Apiacta 1, 1972
DETERMINATION OF GLUCIDES BY G.L.C.
AND ITS POSSIBILITIES FOR HONEY QUALIFICATION
M.B. BATTAGLINI, G. BOSSI - ITALY
INTRODUCTION
Before the development of modern techniques of analysis, honey was considered as a saturated
solution of glucose and fructose including small amounts of sucrose.
Starting with 1952, the investigations conducted by German and American scientists showed that
this bee product is much more complex.
The first important investigation in this direction was conducted in the USA, in 1962, by Jonathan
White, who analyzed over 500 American honeys by column chromatography and reached the following
conclusion: glucose and fructose and the most important components (accounting for 80 to 90% of the total
amount of glucides); sucrose is little represented and maltose which was unknown for a long time, is present
in quantities worthy of consideration.
In 1955, Goldschmidt and Burckert isolated new superior sugars in honey: dextrantriose, erlose,
ketose, mellezitose and raffinose.
In 1959, Wite and Hoban identified isomaltose, turanose, maltulose, nigerose; in 1960, Watanabe
and Aso identified kojibiose and leucrose.
The presence of so great a number of sugars resulted in the formulation of different hypotheses as
to their origin.
Honey was belived to include enzymes secreted by the hypopharyngeal glands of worker bees and
of insects producing honeydew and capable to synthetize oligosaccharides.
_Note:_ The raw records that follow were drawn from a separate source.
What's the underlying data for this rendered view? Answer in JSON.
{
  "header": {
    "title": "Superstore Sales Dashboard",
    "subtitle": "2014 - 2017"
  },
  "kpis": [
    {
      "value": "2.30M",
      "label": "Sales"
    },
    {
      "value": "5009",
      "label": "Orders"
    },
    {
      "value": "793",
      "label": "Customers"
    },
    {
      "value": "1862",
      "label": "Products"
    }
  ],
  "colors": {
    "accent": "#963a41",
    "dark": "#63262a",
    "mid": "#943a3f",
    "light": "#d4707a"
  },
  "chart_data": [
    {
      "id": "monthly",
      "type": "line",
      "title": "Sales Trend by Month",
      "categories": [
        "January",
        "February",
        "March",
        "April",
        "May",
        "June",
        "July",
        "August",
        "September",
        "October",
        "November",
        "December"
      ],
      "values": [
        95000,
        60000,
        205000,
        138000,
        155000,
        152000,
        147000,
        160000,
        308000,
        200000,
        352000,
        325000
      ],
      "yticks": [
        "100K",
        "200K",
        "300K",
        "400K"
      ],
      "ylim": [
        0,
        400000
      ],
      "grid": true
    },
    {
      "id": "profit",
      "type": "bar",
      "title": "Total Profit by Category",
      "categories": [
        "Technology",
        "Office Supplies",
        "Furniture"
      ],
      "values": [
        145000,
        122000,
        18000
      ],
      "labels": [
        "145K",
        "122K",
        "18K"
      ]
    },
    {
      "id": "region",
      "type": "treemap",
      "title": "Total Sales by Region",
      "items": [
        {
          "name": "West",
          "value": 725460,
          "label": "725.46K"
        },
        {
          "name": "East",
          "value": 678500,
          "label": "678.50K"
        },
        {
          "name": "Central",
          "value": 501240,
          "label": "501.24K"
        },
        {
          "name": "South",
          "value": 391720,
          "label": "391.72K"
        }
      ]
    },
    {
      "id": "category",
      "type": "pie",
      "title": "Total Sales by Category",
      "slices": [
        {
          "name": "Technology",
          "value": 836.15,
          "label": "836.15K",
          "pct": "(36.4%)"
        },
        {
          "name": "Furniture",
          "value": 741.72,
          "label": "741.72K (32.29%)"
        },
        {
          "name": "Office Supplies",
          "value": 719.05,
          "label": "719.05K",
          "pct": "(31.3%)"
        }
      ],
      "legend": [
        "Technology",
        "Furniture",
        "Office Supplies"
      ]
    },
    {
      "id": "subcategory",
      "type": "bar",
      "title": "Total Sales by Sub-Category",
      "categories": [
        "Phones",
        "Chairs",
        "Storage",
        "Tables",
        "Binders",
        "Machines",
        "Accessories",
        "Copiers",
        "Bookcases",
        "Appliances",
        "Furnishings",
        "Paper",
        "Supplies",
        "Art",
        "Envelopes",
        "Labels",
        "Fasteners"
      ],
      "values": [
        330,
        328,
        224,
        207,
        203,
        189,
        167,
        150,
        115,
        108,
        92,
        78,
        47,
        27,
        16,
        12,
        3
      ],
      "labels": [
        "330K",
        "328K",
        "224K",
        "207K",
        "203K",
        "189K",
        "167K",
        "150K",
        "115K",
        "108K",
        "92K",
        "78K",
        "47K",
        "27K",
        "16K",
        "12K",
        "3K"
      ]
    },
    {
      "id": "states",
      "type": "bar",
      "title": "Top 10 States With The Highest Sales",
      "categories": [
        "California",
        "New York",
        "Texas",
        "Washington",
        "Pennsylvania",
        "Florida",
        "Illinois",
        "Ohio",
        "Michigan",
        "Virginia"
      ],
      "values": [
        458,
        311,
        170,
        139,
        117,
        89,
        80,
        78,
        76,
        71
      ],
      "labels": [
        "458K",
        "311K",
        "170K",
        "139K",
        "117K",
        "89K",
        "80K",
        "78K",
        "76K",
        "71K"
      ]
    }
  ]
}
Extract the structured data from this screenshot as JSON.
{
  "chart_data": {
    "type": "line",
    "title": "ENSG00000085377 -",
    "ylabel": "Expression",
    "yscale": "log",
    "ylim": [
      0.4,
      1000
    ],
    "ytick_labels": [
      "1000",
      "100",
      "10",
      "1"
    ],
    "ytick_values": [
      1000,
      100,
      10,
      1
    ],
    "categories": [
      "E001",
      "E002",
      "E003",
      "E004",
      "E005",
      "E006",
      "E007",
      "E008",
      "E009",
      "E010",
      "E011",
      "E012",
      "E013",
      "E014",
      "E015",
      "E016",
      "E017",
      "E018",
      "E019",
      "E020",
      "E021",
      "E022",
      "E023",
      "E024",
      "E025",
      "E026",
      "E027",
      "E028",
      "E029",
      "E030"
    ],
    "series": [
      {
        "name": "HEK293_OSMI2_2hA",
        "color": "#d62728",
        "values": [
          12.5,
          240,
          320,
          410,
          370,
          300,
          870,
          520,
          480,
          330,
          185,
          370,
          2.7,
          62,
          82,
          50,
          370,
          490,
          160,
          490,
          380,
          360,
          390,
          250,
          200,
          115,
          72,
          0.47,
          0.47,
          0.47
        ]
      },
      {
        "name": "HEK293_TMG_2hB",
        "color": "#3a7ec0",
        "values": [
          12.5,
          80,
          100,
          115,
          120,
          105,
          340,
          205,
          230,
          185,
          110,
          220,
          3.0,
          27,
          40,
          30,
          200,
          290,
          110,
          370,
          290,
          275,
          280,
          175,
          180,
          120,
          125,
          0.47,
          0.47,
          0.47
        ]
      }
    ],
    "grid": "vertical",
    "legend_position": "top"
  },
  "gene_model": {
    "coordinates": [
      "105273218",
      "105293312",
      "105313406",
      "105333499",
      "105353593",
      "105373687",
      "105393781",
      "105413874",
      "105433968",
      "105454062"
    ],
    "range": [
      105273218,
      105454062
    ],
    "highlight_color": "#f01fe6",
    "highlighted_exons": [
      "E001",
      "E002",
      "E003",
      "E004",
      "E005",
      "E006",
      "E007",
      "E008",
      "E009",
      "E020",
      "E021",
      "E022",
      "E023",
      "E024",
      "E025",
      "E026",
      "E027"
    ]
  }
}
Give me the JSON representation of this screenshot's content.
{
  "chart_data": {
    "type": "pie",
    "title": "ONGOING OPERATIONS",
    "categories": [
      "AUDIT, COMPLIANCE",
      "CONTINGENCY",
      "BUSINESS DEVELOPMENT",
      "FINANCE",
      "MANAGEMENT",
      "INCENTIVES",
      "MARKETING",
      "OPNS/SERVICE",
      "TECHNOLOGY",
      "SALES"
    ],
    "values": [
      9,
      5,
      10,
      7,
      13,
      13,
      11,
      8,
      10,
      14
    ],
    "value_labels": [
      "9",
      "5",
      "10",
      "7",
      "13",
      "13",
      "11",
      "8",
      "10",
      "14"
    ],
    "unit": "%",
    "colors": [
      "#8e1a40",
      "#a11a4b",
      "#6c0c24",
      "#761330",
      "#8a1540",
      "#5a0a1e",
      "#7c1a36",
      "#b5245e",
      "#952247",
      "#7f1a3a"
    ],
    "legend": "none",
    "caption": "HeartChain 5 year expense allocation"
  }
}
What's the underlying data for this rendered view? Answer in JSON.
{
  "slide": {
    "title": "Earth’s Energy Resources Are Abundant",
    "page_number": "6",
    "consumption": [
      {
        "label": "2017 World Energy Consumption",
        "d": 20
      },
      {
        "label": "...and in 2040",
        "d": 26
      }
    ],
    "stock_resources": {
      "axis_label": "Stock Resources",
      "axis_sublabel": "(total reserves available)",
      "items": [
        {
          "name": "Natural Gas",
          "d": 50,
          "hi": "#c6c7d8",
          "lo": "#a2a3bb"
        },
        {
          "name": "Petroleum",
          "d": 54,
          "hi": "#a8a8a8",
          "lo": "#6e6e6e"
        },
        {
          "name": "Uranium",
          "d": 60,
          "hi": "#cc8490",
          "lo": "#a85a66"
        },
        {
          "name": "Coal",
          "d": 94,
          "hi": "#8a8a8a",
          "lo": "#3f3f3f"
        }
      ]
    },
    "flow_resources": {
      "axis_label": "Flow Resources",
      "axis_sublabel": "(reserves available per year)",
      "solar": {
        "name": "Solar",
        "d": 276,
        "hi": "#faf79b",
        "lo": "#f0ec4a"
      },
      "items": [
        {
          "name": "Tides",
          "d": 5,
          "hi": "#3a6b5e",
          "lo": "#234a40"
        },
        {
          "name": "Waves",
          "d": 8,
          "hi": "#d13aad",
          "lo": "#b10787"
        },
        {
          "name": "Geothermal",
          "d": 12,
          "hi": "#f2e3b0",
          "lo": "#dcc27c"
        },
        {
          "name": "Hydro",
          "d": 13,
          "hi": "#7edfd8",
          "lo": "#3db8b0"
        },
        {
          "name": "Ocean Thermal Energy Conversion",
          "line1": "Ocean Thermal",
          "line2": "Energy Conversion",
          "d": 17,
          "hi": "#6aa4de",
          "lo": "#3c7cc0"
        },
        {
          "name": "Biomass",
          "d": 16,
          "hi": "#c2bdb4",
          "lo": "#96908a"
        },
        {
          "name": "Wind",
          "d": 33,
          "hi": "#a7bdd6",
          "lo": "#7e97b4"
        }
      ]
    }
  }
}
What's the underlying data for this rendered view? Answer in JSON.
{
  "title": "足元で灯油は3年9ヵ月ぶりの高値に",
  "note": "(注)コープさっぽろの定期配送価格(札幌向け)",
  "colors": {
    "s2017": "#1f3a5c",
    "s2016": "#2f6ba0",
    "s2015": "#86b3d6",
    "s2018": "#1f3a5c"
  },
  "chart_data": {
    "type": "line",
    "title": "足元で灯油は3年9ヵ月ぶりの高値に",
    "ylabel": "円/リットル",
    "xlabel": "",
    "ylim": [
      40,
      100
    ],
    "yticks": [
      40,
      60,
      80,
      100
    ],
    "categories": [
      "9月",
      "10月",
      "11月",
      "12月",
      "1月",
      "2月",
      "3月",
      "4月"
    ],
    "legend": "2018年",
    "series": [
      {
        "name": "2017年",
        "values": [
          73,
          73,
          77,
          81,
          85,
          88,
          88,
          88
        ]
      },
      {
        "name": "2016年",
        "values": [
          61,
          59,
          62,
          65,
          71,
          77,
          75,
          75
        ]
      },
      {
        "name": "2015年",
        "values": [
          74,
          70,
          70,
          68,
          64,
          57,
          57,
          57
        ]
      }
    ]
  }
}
This hypothesis was confirmed
by the discovery of erlose by White and Maher (maltosil-fructoside) as an intermediary element in the
enzymatic reaction of transglucosidation. More recently Siddiqui and Furgala (1967) have discovered new
disaccharides and trisaccharides.
At present, the glucide part of honey is belived to be made up of 2 monosaccharides and at least 11
disaccharides and 12 tri-and-oligosaccharides:
Monosaccharides
Disaccharides
Polysaccharides
1. Fructose
2. Glucose
1. Maltose
2. Kojibiose
3. Turanose
4. Isomaltose
5. Sucrose
6. Maltulose
7. Isomaltulose
8. Nigerose
9. Trehalose
10. Gentibiose
11. Laminaribiose
1. Erlose
2. Panose
3. Maltotriose
4. Ketose
5. Isomaltotriose
6. Mellezitose
7. Isopanose
8. 6 α Glucosilsucrose
9. 3 α Isomaltosilglucose
10. Raffinose
11. Isomaltotetrose
12. Isomaltopentose
The presence of raffinose identified first by Goldschmidt and Burckert and then by Pourtallier is
doubtful in the opinion of Siddiqui and Furgala; the latter maintain that if raffinose existed then the
monosaccharide galactose should also be found; but traces of the latter were never found in honeys
analysed.
All this points out the complexity of the substance in question and also the fact that the classical
methods can no longer provide a systematic research on sugars of a great number of honeys.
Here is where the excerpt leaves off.